Trading on Meme Street
Hedge funds use various strategies and instruments to buy, short, and deploy leverage to increase the chances of higher gains while accepting heightened volatility. But sitting at the intersection of Wall Street and Meme Street is perhaps a new frontier for peak risk exposure.
"I'm literally sitting on the deck of my condo in Miami right now," said McCann, adding that he has an office but doesn't often go there. He told Business Insider he had just finished rolling over options contracts on solana using Telegram from his laptop, which was followed by a trade confirmation through email.
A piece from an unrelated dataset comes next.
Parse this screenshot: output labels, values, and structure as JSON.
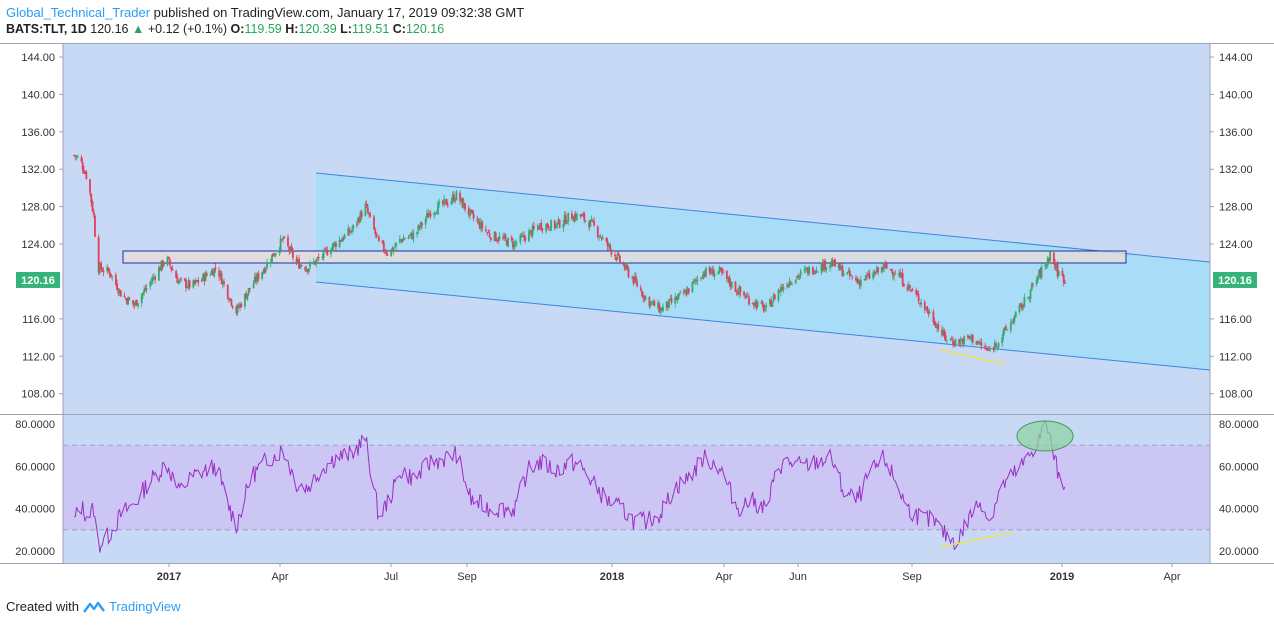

McCann's approach has been to find the middle ground between embracing digital assets and employing traditional strategies and tools Wall Street firms use to mitigate the risk of ruin, one of which is an internally built software that tracks his firm's risk exposure across positions with multiple sign-offs before moving money.
"I'll just be super clear. I've been trading for so long that eventually, your skill as a trader is to be as unemotional as possible," McCann said. "And if you get caught up in the euphoria or even the depression when markets are going down, you're going to make poor trading decisions."
For McCann, all cryptos, at least at some point, were meme coins, including bitcoin, which he refers to as the original one because it, too, was built around internet hype. Meme coins are now popularly known as digital assets that reflect internet memes, culture, or topically relevant events. Their attractiveness comes from the potential to reap upward of 1,000% returns in short periods of time — a bet that matches a gamble. But the biggest challenge to trading them on an institutional level is a lack of liquidity, which makes large positions difficult to move, especially if you need to exit fast.
For McCann's funds, this means staying away from relatively newer tokens. At the same time, relatively larger positions are reserved for "blue-chip meme coins," which he defines as those that have sustained billion-dollar market caps for at least 90 days. He also limits exposure to 2% of the fund's assets under management for tokens that aren't in the top 20% of crypto's market cap. Once those basic guardrails are in place, he approaches the asset class like any other, using data and technical analysis to determine what might pop off next.
In 2023, he observed stablecoin flows moving from Ethereum to Solana. Meanwhile, SOL's price had hovered below $30 for most of 2023. He assumed that if new inflows pushed its price above a key resistance point, it would suddenly attract more market participants, including momentum traders and algorithms that would carry the price even higher.
"When you move stable coins over to another protocol or blockchain, you don't just leave it in USDC, you buy something, and typically you end up buying the underlying asset, in this case, SOL," he said.
As SOL's price rose, it would follow that its holders would likely use some of those gains to buy high-beta or more volatile tokens for a steeper risk-to-reward outcome using the house's money. McCann used historical reasoning to guess which asset the higher-risk bet would be on Solana's blockchain. Since the original meme, dogecoin, an image of a shiba inu dog, was born from Bitcoin's blockchain and Ethereum had its copycat version called Shiba Inu coin, which rallied when ETH rose in value, he inferred that Solana's offshoot version would be bonk coin, which also uses a Shiba Inu image.